For some the idea of running around the streets, alleyways and forgotten crooks of London for clues would seem ridiculous, but to me it was a battlefield, and to the detective I had come to call my closest friend, the only life he had ever known and he loved it, he would never admit it, but he did, in his own quirky way. The very way his smirk rose on his cupid bowed lips and the way he carried himself, he would rather die than never spend another day as the only consulting detective in the world, that much was plain to see, apart from, funnily enough, to the great detective himself.

Most days were packed of excitement and with mystery, so much so it had begun to be ridiculed in my perception of life. Bored was a word however heard far too often from Sherlock's lips, how it contemptuously fell off the detective's tongue so numerously a day I would never be able to process, the fact of processing anything that happened inside Sherlock's mind, no matter how small seemed far too big a challenge however.

Another sigh left the detectives lips, that made the total for the last ten minutes around twenty five, it made me myself want to sigh at his boredom. Having to deal with the bloodhound on a case was difficult, but when he was bored, it was downright dangerous, and not to mention extremely tedious.

Another sigh. This time I put my morning newspaper down, giving up with the hope of finding anything interesting enough to last Sherlock more than five seconds, in which, the only likely thing that would happen would something along the lines of "boring" being spoken. Looking up at Sherlock who had slumped down on the sofa in a way I could only describe as a sulk, I raised my eyebrows questioningly annoyed and he turned to face me feeling my gaze landing on him from my position in my chair.

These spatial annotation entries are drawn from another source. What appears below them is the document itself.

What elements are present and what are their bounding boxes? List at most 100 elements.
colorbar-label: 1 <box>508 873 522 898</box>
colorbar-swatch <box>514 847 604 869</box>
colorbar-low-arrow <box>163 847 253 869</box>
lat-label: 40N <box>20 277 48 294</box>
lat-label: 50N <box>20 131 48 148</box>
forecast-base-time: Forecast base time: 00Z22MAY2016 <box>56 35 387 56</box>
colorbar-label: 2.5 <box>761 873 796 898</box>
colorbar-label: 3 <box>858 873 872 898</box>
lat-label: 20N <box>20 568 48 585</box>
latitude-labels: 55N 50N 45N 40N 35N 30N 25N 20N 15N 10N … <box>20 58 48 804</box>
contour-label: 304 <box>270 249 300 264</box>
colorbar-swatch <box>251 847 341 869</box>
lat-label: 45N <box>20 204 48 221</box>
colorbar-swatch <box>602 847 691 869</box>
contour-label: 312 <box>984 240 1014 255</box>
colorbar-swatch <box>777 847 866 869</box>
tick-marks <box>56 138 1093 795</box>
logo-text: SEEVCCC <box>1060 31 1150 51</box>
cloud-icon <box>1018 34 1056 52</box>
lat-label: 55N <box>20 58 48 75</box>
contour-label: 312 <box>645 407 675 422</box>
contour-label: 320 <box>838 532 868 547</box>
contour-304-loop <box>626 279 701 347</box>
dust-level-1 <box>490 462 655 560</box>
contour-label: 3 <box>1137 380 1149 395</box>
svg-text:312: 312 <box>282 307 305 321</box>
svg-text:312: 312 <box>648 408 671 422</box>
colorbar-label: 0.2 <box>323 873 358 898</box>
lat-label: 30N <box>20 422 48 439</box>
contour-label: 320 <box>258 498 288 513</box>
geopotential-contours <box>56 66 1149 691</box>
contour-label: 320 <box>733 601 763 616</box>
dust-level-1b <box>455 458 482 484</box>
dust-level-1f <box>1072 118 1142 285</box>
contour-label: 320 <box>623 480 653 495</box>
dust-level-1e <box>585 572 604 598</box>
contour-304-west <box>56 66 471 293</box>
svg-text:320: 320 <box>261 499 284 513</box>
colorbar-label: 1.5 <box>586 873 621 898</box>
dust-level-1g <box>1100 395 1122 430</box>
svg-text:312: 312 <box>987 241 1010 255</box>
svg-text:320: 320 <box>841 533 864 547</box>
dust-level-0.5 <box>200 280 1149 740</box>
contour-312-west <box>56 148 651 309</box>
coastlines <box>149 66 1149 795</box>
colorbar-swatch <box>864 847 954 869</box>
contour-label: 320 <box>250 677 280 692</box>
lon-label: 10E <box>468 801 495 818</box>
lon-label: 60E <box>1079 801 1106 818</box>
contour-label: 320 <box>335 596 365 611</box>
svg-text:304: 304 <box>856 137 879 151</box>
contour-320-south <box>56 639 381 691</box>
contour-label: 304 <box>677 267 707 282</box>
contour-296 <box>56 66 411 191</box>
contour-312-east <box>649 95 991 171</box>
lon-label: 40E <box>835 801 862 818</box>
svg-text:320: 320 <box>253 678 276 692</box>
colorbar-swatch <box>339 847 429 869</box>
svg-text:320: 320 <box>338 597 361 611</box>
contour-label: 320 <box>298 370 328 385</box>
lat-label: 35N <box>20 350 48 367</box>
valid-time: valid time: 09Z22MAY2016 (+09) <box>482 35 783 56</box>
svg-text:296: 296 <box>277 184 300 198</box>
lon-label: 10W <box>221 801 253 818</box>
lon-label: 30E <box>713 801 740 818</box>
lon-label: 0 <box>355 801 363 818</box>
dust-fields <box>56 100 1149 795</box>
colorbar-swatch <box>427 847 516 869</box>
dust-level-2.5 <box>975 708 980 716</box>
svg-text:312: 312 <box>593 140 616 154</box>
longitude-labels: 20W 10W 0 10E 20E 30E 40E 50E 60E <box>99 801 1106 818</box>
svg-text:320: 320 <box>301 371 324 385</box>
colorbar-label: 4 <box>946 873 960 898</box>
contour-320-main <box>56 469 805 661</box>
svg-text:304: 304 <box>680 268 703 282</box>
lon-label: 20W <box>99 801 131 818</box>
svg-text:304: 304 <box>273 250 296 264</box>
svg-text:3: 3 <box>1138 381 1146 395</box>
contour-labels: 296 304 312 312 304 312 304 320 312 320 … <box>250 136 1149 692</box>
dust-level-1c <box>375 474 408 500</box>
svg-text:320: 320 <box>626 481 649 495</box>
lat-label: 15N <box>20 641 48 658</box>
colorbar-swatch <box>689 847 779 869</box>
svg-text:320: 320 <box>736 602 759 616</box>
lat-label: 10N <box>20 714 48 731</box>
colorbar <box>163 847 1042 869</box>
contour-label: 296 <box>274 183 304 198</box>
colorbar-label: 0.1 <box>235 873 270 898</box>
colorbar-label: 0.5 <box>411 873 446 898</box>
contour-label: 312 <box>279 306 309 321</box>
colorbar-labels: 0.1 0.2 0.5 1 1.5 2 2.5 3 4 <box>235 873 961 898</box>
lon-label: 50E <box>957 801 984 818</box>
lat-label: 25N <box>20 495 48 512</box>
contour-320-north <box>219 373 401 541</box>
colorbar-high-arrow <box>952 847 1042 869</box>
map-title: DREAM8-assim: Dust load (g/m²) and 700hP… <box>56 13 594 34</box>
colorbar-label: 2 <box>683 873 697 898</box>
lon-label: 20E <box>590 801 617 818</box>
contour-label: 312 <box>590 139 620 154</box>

His completion was ivory, and carved into it was a masterpiece, of shapes that rose and fell in sharp angled ways to reflect the sharp brain within. His eyes met mine with confusion and annoyance, his face the same, strung with large indicators of being rather pissed off .

"What?" he said in a deep baritone voice, yet slightly higher than his normal tone, something a doctor would pick out as fear in patients, but in Sherlock's case I knew he wasn't at all scared, but I knew he wasn't at all pleased either. "What do you mean what Sherlock, you've been sighing every five seconds for the past ten minutes, would you shut up or maybe try to find something to do?"

"That's a hyperbole" He huffed at me annoyed, and I prepared for his no doubt witty comeback after I tried my hand at my own. "Fine, your sighing every five minutes."

"Now that's an understatement," I gritted my teeth trying to restrain myself from raising my voice and getting angry at him, an emotion he usually stirred within me when he was bored. "There's no cases on John, nothing, absolutely nothing, it's so quiet, peaceful " he scoffed and crinkled up his nose in anger and slight disgust  "you should know you've just been looking though the paper, what happened to a good murder." It always annoyed me how Sherlock never seemed to care over anything or anyone, or at least tried his upmost to hide it, he could say the most horrible of things, granted half the time he didn't understand how it was horrible or didn't realise that it was, and the other half was directed at either Anderson or the Telly, which was understandable, but still, it got on my nerves.